Sunday, October 15, 2023

Ch-Ch-Changes

I've been pretty quiet since I published my last webcomic (The Partner). Right now I'm in a spot where...I honestly never saw myself being.

I'm putting a lot of effort into writing more stories and comics (Right now Marcelo & Carl are working on our latest webcomic which will be coming out in late December) and for any future webcomics, I don't want to have all my stories in Gotham City. I do have another script I gave Marcelo earlier this year and I have another one that I finished just last week.

A few weeks prior to that, I finished what's my biggest comic script to date. And the exciting thing is, it's all original characters. No Batman, Robin, or any characters that you've seen before. It helps that it's based off a true story from my own life experience. To change things up...I'm actually thinking of self-publishing this one; making physical copies that one day I could sell at a show.

Am I happy with my warehouse job?
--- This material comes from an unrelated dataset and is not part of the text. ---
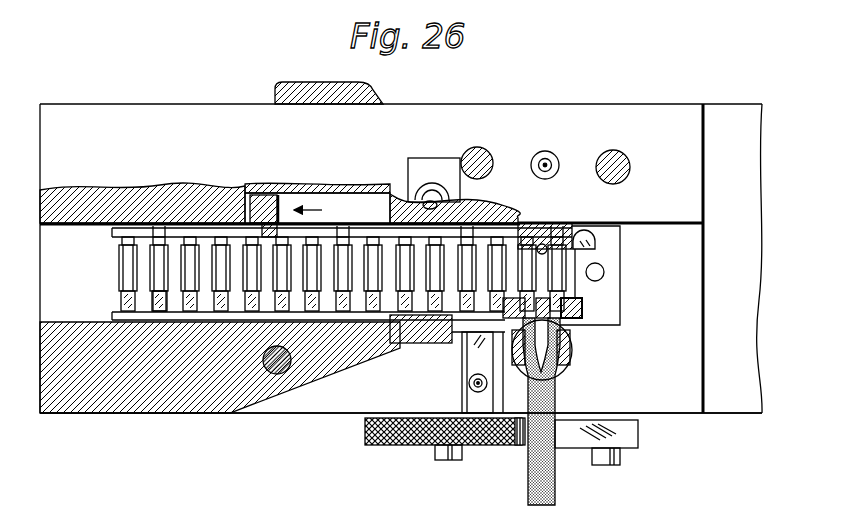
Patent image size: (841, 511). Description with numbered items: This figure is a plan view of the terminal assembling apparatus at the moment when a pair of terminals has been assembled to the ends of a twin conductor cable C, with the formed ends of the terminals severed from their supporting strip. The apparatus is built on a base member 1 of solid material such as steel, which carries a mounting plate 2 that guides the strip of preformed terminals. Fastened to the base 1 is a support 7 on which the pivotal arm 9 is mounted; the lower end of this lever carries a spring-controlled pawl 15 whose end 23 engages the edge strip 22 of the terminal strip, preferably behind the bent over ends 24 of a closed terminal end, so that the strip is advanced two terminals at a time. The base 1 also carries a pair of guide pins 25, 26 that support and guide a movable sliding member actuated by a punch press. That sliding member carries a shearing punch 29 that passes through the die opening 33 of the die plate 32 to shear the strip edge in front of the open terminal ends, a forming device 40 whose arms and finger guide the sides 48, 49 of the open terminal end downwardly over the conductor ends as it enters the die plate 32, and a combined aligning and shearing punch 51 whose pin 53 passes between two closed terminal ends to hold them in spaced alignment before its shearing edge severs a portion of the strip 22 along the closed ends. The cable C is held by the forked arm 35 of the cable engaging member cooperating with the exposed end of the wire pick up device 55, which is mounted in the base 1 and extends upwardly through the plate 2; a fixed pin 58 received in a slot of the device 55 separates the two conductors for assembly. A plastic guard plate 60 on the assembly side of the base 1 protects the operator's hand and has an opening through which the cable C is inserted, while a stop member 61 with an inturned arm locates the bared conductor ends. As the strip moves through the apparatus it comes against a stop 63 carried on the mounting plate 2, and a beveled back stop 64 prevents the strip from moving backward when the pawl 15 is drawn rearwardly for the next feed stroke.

No. In fact I'd go so far to say that it's right now the least favorite thing in my life right now. And maybe I'm being unfair to it by saying that but it's my opinion.
I want to stay there at least a year. And with my one year anniversary coming up in late November...

Don't worry, I'm not quitting yet. I'd want to have something to go to before I jump ship, however it'll probably happen next year. Besides, it looks more impressive on my resume if I say I started in 2022 and left in 2024 compared to leaving in 2023. A future employer will look and say, "Ah so you did two years at ________?"

Oh and to really shake things up, for the past few months I've been seeing someone. Yeah, believe it or not I found someone who can willingly stand my company over extended periods of time. 

I joke, but it's really nice to have someone who gives me self-confidence, self belief and encourages me in my writing. Honestly, since we've started dating I've felt more alive in my writing, more excited about it. More importantly, I've felt happier.

And apparently I look happier as well. I'm not too certain about that but then again I'm not exactly looking at my face that often. But even I think I must be happier if I'm writing love poetry (No, you may not read it).

So not the biggest update I could make at the moment but if right now the worst thing in my life is that I hate my job...things must be looking up.